Behaviorism seeks to explain the mental in plain physiological terms of stimulus-response reactions, without taking consciousness and introspection into account; John Watson, A.P. Weiss, B.F. Skinner, and others defend this view. Reflexological psychology identifies mental life with neural reflexes; V.M. Bekhterev, K.N. Kornilov, A.L. Schniermann, and other Russian followers of Marxist materialism are expounders of this system. Psychoanalysis, as a psychology, explains mental life as the result of instinctive drives working in the lower levels of the mind. Then there is also the hormic psychology of William McDougall which emphasizes the goal-seeking tendencies of organisms, and the factor psychology of C. Spearman, which seeks to determine the general and special abilities by means of correlation coefficients.

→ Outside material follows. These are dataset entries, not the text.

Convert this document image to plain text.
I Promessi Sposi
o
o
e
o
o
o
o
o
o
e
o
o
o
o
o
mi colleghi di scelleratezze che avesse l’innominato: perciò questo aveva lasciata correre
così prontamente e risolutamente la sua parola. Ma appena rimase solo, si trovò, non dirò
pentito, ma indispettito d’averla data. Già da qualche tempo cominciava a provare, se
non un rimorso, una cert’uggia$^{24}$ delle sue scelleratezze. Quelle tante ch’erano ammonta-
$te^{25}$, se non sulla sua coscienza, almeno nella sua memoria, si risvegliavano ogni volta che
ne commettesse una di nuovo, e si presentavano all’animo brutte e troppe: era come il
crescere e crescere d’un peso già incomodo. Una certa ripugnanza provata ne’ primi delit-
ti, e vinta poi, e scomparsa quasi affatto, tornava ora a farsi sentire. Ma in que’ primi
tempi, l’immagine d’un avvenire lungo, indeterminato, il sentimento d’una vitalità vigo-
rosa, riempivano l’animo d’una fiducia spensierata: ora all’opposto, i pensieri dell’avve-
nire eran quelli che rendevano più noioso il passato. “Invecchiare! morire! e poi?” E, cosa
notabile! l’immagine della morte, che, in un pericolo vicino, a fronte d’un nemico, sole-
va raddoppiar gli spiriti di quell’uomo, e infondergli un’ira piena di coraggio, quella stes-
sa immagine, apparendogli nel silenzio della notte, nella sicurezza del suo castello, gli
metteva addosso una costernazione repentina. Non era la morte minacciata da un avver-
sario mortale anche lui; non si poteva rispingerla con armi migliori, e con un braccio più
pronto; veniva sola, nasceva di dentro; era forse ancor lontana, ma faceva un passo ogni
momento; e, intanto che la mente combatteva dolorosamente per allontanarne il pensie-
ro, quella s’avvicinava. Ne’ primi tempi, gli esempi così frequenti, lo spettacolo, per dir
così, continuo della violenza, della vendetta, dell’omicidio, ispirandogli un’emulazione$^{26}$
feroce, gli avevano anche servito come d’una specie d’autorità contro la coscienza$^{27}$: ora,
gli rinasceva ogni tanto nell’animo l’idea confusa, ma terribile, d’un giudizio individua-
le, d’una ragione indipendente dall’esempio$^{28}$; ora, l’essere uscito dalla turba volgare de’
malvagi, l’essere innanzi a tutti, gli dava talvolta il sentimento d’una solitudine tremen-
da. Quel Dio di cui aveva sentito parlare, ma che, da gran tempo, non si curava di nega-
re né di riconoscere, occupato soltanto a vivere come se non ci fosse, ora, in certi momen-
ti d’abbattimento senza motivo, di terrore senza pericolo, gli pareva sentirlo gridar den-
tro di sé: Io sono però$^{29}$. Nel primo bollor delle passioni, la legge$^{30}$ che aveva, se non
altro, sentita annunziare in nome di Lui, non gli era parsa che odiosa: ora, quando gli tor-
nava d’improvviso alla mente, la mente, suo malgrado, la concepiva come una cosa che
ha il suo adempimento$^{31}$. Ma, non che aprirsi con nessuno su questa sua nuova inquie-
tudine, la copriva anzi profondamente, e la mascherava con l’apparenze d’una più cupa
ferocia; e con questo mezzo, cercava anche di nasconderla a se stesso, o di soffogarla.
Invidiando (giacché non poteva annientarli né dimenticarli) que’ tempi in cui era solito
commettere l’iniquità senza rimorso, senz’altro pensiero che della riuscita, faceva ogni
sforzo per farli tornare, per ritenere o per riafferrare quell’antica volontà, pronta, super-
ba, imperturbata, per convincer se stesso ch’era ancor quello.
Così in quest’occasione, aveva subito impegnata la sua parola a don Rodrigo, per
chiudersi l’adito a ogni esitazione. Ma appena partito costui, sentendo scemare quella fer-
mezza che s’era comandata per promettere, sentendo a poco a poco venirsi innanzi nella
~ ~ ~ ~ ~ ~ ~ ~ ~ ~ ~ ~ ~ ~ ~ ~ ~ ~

As a general policy, modern psychologists strive to remain within the limits of a "scientific" treatment of their subject matter, disclaiming any sort of "metaphysical" explanation of the nature of man and the relation of body and mind. The majority seem to accept a psycho-physical parallelism of physical and mental events in man as a methodological convenience.

As a rule, however, they make occasional commitments about the ultimate nature of man, because their basic ideas of body and mind are rooted in metaphysical concepts and theories; psychologists, therefore, often become, in unguarded moments, metaphysicians. Some individuals subscribe to panpsychism; others to materialistic monism; others to idealistic monism; others to pantheistic monism; others to strict parallelism, without attempting to define their position in any more definite manner. It is perhaps safe to say that the general trend of modern psychologists has been toward some form of materialism.

The reflexological psychology of the Russian School is avowedly a materialistic monism. Behaviorism is materialistic. Gestaltism, though it contains elements of a sound psychology, does not rise above the fundamental tenets of materialism, because the chief exponents of the theory find the ultimate explanation of the whole-making tendency of the mind in the conditions of the brain. The structuralism of Titchener is materialistic. Psychoanalysis, as conceived by Freud, is also basically materialistic. Functionalism favors dualism and interactionism. The hormic psychology of McDougall is interactionistic and animistic, based upon a metaphysical dualism.

And thus we see how the ultra-dualism of Descartes, by destroying the essential unity of man's nature and placing body and mind in a position of antagonism toward each other, has brought on a deplorable confusion of psychological systems. He made a real interaction between body and mind impossible, and it has been the endeavor of subsequent thinkers to bridge the gap between these two realities in man.